I nuovi compagni di strada
Da tempo, la comunità saveriana di Vicenza si chiedeva come utilizzare la costruzione del fabbricato scolastico, separato dalla casa dove noi abitiamo… È un laboratorio che usano i volontari per la preparazione dei presepi, esposti ogni anno e meta di migliaia di visitatori.
L’edificio è stato inaugurato nel 1959, quando erano necessarie alcune aule per completare quelle della vecchia villa. Venendo a mancare i seminaristi dell’istituto, l’edificio scolastico è stato dato in affitto alla scuola tecnica Parise. La costruzione è a tre piani: il pianterreno è occupato da un grande salone per il teatro con due piccoli uffici. Il primo piano ha varie aule scolastiche, con un largo corridoio al centro, ed è occupato oggi dal laboratorio di presepi. Il secondo piano ha aule più spaziose ed è usato come ripostiglio.
Alcuni mesi fa, don Fabio, cerimoniere del vescovo, è venuto con p. Roman, presbitero ortodosso romeno. P. Roman cercava un luogo adatto per le celebrazioni domenicali della comunità ortodossa romena a Vicenza. Hanno visitato l’edificio e in particolare il salone del pianoterreno. Con entusiasmo il giovane p. Roman ne ha misurato a grandi passi la lunghezza e la larghezza, ha intravisto alcune modifiche da farsi e già lo sognava gremito di fedeli per le celebrazioni religiose.
Abbiamo approvato la richiesta e p. Rosario, superiore regionale, ha contattato mons. Pizziol per avere l’approvazione. Il vescovo, con spirito ecumenico, ha accolto senza alcuna difficoltà l’iniziativa. Un documento firmato dalle due parti sigla l’intesa sul contratto di comodato gratuito per dieci anni. In estate, sono iniziati i lavori per separare il salone dalle scale che portano al primo e al secondo piano, poi stanno rinnovando i servizi igienici, il soffitto e gli intonaci del salone e l’impianto elettrico…
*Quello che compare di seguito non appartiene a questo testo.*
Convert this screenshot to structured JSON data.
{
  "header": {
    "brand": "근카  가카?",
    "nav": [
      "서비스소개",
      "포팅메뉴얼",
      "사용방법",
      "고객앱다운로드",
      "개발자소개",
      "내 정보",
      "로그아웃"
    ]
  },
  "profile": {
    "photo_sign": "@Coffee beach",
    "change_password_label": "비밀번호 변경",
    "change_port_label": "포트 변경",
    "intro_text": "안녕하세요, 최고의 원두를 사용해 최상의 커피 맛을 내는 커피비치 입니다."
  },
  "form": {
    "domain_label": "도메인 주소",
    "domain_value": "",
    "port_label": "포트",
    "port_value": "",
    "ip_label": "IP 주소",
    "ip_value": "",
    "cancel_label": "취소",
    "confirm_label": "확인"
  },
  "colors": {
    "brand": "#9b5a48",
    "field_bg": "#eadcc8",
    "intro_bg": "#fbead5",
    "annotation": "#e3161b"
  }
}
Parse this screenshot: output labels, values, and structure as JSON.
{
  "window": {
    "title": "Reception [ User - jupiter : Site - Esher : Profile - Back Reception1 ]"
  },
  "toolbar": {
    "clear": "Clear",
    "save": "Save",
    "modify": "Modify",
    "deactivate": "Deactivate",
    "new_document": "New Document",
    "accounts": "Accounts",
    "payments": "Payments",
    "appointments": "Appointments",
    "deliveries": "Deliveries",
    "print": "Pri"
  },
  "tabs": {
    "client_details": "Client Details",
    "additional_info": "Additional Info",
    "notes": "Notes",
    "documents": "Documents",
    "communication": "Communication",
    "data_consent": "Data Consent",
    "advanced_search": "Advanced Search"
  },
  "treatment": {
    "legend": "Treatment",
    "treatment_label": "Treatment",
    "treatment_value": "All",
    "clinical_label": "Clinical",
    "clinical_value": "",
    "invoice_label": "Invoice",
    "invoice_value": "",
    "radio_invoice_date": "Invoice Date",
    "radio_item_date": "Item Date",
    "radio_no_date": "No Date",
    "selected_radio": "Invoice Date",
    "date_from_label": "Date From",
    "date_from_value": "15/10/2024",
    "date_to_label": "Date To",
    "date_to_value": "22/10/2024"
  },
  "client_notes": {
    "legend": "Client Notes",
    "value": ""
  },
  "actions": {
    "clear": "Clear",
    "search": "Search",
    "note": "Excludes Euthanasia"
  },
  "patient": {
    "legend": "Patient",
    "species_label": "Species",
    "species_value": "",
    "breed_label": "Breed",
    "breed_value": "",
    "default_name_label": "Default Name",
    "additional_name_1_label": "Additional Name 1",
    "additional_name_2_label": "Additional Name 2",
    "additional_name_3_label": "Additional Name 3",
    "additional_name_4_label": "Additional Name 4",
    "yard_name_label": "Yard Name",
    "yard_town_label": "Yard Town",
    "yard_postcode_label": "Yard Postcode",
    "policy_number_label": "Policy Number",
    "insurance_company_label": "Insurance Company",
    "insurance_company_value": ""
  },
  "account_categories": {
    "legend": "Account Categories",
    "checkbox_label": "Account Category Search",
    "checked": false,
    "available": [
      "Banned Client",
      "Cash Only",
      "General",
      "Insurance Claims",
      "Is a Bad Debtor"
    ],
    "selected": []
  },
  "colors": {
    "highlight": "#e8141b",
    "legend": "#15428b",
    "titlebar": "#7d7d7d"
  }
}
Padre Roman è giovane, è sposato, ha quattro figli e lavora in un’azienda. È molto gentile, attento alle persone e di nobili sentimenti. Già da ora, là dove ci sarà l’altare, ha messo un tavolino con una icona e un cero acceso per accompagnare i lavoratori nel loro spirito di servizio alla comunità. Giovani fedeli romeni, infatti, arrivano verso le cinque del pomeriggio, alla chiusura dell’attività nei cantieri, per offrire la loro manodopera nella preparazione della futura chiesa. P. Roman si confonde in mezzo a loro con la sua tuta di muratore e d’imbianchino.
L’accoglienza della chiesa romena ortodossa fa parte della nostra missione. Per noi è una testimonianza di apertura e di collaborazione con i fratelli che professano la fede in Cristo. Sono i nostri nuovi compagni di strada. Papa Francesco, parlando del dialogo ecumenico, scrive: “Dobbiamo sempre sapere che siamo pellegrini e che pellegriniamo insieme. A tale scopo bisogna affidare il cuore al compagno di strada senza sospetti o diffidenze, e guardare anzitutto a quello che cerchiamo: la pace nel volto dell’unico Dio” (EG 244).